The Instagram post now has more than 120,000 likes and more than 33,000 comments. He had received so many direct messages from people all over the world that he had not been able to reply to all of them.

“What really moved me was hearing people talk about how they can’t easily go online. And they only went on for five minutes and they could see this,” he said. “And they felt very grateful, very grateful that someone is aware of what is happening.”

At first, Mosur was excited as his message was amplified and spread around the world. “And then at the same time, I felt the weight of the world coming down on me like, ‘Oh my gosh, the whole world is watching this.’ I have such an insane responsibility to try to continue to spread this message.

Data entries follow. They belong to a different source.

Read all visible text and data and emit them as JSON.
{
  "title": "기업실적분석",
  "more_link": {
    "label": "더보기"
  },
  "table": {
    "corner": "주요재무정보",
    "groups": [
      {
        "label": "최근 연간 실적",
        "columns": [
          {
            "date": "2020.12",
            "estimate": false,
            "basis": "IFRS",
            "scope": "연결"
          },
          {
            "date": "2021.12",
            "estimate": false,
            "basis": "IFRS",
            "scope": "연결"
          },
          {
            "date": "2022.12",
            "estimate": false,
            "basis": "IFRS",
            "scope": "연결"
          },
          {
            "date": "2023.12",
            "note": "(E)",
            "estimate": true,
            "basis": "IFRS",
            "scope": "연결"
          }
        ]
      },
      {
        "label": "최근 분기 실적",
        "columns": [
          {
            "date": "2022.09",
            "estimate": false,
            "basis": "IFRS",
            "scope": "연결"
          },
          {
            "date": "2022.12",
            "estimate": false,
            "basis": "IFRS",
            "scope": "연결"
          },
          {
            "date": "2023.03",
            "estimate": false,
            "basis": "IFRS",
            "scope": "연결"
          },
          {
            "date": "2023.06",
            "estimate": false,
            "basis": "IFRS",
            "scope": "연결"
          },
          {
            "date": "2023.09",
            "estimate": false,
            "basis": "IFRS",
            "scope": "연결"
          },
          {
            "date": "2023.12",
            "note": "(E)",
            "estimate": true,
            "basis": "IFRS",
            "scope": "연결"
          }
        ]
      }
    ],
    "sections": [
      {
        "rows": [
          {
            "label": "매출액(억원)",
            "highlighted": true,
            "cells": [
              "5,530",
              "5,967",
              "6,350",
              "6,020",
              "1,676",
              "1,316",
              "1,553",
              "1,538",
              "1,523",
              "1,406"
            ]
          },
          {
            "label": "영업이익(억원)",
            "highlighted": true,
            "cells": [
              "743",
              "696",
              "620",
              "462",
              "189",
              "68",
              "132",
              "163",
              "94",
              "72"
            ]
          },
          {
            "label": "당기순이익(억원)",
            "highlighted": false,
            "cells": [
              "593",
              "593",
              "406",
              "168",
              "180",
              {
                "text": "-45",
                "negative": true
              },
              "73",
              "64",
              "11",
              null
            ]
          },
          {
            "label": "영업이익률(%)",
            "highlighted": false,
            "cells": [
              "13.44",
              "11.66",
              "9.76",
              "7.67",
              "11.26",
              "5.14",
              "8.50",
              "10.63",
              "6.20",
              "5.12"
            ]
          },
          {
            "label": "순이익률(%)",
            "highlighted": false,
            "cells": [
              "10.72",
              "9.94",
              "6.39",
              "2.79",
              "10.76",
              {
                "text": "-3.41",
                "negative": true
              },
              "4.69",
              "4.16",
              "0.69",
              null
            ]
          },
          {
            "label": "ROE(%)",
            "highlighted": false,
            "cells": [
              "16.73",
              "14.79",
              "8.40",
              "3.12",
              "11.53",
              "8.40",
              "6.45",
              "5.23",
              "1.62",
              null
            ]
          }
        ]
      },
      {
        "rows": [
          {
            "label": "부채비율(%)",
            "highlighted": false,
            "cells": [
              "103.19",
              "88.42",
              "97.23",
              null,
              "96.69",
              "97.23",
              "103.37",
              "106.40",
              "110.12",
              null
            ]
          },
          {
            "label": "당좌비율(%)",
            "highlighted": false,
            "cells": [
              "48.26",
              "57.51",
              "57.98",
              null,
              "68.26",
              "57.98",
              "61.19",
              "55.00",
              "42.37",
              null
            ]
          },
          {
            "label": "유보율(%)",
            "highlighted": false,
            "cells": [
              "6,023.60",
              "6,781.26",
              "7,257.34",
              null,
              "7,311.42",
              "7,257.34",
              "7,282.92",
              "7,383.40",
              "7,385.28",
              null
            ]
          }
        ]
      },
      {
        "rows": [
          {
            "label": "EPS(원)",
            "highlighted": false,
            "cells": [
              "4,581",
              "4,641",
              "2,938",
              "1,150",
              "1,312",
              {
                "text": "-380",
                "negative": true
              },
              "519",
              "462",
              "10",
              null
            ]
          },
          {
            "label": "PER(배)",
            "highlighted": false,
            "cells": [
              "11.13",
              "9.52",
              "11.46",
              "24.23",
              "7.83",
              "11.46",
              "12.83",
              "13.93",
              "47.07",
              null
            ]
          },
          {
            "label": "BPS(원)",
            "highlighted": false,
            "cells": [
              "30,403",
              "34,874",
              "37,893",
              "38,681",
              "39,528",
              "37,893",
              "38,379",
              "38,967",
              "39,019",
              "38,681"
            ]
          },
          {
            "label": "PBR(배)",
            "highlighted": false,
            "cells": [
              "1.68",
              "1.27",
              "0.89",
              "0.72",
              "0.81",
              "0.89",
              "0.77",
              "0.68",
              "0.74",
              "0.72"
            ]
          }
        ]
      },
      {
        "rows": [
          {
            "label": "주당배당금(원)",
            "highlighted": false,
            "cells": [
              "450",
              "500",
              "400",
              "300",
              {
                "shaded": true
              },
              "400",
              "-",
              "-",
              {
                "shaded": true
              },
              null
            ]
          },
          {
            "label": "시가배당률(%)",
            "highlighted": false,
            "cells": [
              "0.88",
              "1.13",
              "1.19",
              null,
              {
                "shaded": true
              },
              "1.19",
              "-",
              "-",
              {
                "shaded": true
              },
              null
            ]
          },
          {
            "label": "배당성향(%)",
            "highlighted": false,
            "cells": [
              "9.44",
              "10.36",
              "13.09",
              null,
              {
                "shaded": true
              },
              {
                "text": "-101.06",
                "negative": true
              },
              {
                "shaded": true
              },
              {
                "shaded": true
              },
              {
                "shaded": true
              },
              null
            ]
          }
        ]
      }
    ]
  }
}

And I feel involved in the outcome of what will happen there.”

His connection to the struggle of the people of Iran was formed when his family had to flee communist Poland after his father joined the anti-authoritarian Solidarity movement. In particular, Mosur hopes that the protests can lead to greater personal freedom for all Iranians, especially women whose lives are controlled by regressive rules.

GPS artwork by Jakub Mosur in support of the BLM movement.

GPS artwork by Jakub Mosur in support of the BLM movement.


Courtesy Jakub Mosur

In commemoration of National Diabetes Month, GPS artist Jakub Mosur created this piece.

In commemoration of National Diabetes Month, GPS artist Jakub Mosur created this piece.


Courtesy Jakub Mosur

GPS artwork “Abortion is healthcare” by Jakub Mosur.


Courtesy Jakub Mosur

GPS artwork by Jakub Mosur encouraging people to vote.

GPS artwork by Jakub Mosur encouraging people to vote.


Courtesy Jakub Mosur


Some of GPS artist Jakub Mosur’s political artwork. (Courtesy Jakub Mosur)

continuing the protest

Since her first post, she has continued to draw art pieces to raise awareness of the protests in Iran. In one post, she drew the Farsi word “azadi,” which means freedom, a message to Sharif University students who helped lead the protests and other Iranians who have been imprisoned by the country’s authorities.

Mosur also participated in an in-person protest in San Francisco against the Iranian government, and his political work even led to an interview with BBC Persia.

“I did journalism in the past. I probably reached more eyes through this than any story that’s ever been published,” he said.

Jakub Mosur was interviewed by BBC Persian about his GPS art in support of the protests in Iran sparked by the death of Mahsa Amini.

Jakub Mosur was interviewed by BBC Persian about his GPS art in support of the protests in Iran sparked by the death of Mahsa Amini.

Courtesy Jakub Mosur

Mosur has no plans to stop raising awareness about the Iran protests. He feels that they have not been adequately covered by the media and hopes that the country’s government will change in the near future.

GPS artist Jakub Mosur poses with his fixed gear bike on Potrero Hill in San Francisco, California on October 25, 2022.

GPS artist Jakub Mosur poses with his fixed gear bike on Potrero Hill in San Francisco, California on October 25, 2022.

Douglas Zimmerman/SFGATE

“I want to continue to push the narratives of more human freedoms, equality for all genders, equality for all sexual identities, and equality for all minorities,” she added.